Second, appellant’s ineffective-assistance claim is based solely on his counsel’s strategic decision not to impeach a witness; that decision is not subject to appellate review for competency.  See Opsahl v. State, 677 N.W.2d 414, 421 (Minn. 2004) (stating that appellate courts generally will not review claims of ineffective assistance of counsel based on trial strategy); State v. Jones, 392 N.W.2d 224, 236 (Minn. 1986) (observing that strategic questions such as “[w]hich witnesses to call at trial and what information to present to the jury are questions that lie within the proper discretion of the trial counsel”).  Appellant’s challenge to his counsel’s strategic decisions does not require additional fact finding and is therefore procedurally barred under KnafflaCompare Dukes, 621 N.W.2d at 255 (concluding claim was not Knaffla-barred when evidentiary hearing was required to establish whether appellant had consented to attorney's decision to concede appellant's guilt), with Robinson v. State, 567 N.W.2d 491, 494-95 (Minn. 1997) (concluding that all but two of petitioner's ineffective-assistance-of-counsel claims were Knaffla-barred because claims involved issues of trial strategy, while claims involving client-attorney communication required evidentiary hearing).

Finally, as to Pilot’s claim of ineffective assistance of appellate counsel, the supreme court has held that when a claim of ineffective assistance of trial counsel has no legal merit, an appellant may not base a claim of ineffectiveness of appellate counsel on the failure to raise the claim.  Sutherin v. State, 574 N.W.2d 428, 435 (Minn. 1998).

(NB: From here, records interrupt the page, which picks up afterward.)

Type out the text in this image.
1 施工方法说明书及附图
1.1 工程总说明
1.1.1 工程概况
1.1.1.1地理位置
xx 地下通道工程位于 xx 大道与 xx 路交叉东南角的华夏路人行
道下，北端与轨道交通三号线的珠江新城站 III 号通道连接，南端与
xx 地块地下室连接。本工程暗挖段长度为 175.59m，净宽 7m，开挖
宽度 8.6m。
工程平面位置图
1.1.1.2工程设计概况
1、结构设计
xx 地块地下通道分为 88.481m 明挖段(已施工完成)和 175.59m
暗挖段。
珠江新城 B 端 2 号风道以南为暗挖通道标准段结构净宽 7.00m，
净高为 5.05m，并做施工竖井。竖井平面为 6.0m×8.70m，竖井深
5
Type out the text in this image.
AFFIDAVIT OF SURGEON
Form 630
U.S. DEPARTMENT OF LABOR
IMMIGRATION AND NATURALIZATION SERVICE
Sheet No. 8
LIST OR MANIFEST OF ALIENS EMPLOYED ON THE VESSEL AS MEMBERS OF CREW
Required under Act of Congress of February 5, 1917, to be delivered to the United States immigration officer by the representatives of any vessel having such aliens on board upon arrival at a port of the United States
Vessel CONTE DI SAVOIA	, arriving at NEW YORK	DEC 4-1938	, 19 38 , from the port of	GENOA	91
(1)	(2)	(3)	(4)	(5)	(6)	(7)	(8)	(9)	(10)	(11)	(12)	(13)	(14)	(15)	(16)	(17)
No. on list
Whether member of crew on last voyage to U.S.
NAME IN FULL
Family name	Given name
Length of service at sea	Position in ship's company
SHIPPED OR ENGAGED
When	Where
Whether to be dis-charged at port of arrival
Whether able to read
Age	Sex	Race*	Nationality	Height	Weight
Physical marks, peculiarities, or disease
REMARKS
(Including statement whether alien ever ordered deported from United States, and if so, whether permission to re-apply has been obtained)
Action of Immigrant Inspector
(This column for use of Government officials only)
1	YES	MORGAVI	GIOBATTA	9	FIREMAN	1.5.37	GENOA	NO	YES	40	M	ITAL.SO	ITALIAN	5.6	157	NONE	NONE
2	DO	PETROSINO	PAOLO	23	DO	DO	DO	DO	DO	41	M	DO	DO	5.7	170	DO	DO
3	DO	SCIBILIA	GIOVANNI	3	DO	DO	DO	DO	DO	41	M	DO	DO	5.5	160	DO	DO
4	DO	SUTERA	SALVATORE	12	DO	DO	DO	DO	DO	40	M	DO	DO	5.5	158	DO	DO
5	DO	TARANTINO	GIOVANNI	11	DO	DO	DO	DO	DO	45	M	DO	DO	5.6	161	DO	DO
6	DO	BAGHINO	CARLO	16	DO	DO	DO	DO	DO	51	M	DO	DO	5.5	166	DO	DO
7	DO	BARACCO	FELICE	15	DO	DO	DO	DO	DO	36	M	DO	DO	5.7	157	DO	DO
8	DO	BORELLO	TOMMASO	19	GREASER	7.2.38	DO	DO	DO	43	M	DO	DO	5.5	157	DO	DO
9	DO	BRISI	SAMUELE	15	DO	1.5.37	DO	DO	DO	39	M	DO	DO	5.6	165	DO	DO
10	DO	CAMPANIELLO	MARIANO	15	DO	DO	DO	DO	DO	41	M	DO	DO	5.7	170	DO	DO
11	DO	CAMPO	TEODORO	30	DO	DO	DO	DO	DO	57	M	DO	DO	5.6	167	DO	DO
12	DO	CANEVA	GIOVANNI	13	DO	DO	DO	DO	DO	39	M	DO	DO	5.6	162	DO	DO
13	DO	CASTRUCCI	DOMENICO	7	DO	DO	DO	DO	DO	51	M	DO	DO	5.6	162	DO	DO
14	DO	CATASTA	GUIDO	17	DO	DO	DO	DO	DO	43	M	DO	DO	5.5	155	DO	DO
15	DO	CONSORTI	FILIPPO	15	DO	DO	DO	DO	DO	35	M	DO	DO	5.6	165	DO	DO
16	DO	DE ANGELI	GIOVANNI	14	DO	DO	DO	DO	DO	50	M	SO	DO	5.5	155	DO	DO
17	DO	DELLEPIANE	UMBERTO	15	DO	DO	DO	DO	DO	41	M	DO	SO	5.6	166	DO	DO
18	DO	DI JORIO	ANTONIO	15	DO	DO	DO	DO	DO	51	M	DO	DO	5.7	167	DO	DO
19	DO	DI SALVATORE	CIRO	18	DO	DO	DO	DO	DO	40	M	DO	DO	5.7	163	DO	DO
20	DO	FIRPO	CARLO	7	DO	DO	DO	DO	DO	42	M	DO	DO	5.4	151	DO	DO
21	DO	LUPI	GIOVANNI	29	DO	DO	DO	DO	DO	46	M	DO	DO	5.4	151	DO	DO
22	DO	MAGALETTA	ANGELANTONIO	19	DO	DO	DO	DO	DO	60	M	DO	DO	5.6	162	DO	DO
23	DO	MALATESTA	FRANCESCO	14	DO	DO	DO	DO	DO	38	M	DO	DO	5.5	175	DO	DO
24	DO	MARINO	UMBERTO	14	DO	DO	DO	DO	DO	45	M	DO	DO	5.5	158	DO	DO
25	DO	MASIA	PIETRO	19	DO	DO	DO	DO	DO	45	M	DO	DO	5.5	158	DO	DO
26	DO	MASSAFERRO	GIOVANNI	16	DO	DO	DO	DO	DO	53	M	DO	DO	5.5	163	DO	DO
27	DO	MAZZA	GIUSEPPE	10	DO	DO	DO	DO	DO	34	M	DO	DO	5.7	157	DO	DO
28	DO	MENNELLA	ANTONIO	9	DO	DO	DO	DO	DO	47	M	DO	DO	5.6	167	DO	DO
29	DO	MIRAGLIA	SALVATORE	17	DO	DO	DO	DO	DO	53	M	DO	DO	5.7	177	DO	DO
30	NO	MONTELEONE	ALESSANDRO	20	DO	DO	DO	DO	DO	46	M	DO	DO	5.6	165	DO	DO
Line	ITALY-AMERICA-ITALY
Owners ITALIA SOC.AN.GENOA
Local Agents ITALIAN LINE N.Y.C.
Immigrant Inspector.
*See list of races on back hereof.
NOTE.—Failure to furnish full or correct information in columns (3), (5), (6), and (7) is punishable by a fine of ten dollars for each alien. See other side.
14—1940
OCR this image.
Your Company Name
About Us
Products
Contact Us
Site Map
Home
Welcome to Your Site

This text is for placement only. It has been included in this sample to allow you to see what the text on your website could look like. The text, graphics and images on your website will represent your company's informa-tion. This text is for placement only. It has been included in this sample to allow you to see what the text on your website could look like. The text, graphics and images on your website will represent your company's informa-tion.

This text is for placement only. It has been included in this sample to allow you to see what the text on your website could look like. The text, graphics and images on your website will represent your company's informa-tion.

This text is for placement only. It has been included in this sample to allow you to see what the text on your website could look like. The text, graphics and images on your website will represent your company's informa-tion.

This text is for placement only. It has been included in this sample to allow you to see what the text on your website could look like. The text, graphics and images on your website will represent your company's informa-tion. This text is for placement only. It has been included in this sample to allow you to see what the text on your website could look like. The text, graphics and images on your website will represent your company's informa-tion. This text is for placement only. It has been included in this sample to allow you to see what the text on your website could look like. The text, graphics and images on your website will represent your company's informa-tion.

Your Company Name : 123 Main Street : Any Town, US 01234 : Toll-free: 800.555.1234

[1] In June 1999, the Minnesota Supreme Court affirmed appellant’s convictions of first-degree criminal sexual conduct and attempted first-degree murder on direct review.  State v. Pilot, 595 N.W.2d 511, 513 (Minn. 1999).  Appellant filed petitions for postconviction relief in 2000 and 2003, both of which were denied by the district court; those denials were affirmed by this court.  Pilot v. State, No. C3-01-1464 (Minn. App. Nov. 13, 2002) (no review sought); Pilot v. State, No. A04-345 (Minn. App. Dec. 28, 2004), review denied (Minn. Apr. 19, 2005).